FFmpeg crossed the 20,000 commit threshold today. Mans captured the distinction when he submitted an ARM NEON optimization for int32_to_float_fmul_scalar(). Does that warrant a prize? Diego presented the statistics:

It took 7 years to get to r10000, but only two more to get to r20000.
FFmpeg is approaching warp 6 :-)

Today was also the day I noticed that YouTube upgraded their backend conversion system somewhere along the line. Nearly 3 years ago, I started poking at YouTube to see what kind of multimedia files it can convert and cataloged my findings at the MultimediaWiki.

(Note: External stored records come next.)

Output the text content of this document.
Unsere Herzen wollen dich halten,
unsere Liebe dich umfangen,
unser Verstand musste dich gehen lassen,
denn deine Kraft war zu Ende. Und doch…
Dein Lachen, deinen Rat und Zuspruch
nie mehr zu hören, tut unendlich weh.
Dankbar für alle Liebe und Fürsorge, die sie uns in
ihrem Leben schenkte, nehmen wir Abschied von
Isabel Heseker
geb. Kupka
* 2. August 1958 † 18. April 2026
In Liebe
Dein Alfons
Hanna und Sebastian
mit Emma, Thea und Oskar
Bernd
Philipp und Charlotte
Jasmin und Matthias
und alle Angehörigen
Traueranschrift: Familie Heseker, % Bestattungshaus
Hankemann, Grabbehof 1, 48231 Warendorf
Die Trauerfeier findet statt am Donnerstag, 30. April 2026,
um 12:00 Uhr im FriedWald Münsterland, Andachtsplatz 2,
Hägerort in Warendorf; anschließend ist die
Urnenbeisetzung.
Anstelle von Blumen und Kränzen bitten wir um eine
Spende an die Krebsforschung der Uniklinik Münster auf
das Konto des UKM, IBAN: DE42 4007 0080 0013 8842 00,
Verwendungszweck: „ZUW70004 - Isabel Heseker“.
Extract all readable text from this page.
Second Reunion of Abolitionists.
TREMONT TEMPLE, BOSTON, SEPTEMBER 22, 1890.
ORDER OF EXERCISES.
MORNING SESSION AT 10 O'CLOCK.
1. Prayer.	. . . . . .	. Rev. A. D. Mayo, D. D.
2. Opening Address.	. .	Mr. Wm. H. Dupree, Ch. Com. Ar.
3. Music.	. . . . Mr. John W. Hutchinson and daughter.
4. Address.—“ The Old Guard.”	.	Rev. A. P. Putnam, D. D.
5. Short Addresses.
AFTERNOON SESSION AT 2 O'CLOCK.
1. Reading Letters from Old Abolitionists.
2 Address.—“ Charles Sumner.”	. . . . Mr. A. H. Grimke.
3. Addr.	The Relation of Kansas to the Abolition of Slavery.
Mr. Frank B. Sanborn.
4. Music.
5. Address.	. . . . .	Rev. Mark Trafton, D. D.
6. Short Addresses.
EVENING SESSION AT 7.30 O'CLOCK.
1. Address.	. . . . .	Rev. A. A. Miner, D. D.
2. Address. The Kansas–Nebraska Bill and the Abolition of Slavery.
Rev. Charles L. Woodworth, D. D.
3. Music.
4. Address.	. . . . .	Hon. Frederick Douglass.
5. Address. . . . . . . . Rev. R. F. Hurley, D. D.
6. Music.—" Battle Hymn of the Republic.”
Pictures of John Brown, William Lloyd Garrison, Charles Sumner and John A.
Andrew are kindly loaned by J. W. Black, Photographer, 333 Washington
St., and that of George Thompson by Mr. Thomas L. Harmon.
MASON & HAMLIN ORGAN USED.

Today, I was clicking around on some of my old videos and noticed that this video which came from an Ogg Theora source now looks correct. Actually, according to the comments (and I receive enough between all my videos that I rarely pay attention to any of them), this was working over a year ago.

It’s interesting to note that this means that YouTube/Google keeps all of the source material that users upload. When it was time to recode, they obviously had to go back to the original material.

I found that CSCD, KMVC, 3iv2, ZMBV, and VP6 video codecs all work; Vivo files, Westwood v2 VQAs, Real files with RV40, and the bastardized FLIC files from The Magic Carpet are all fine as well; Wing Commander III MVE files, id CIN files, and Interplay MVE files all transcode with audio but with either missing or glitched video.

Sorry if I seem a bit sentimental about this but it all still amazes me. When I was writing the bulk of the subsystems for all manner of bizarre formats circa 2001-2003, I never could have imagined that there would be a website that would take the weird video formats as input and convert them to a standard video format for anyone to view.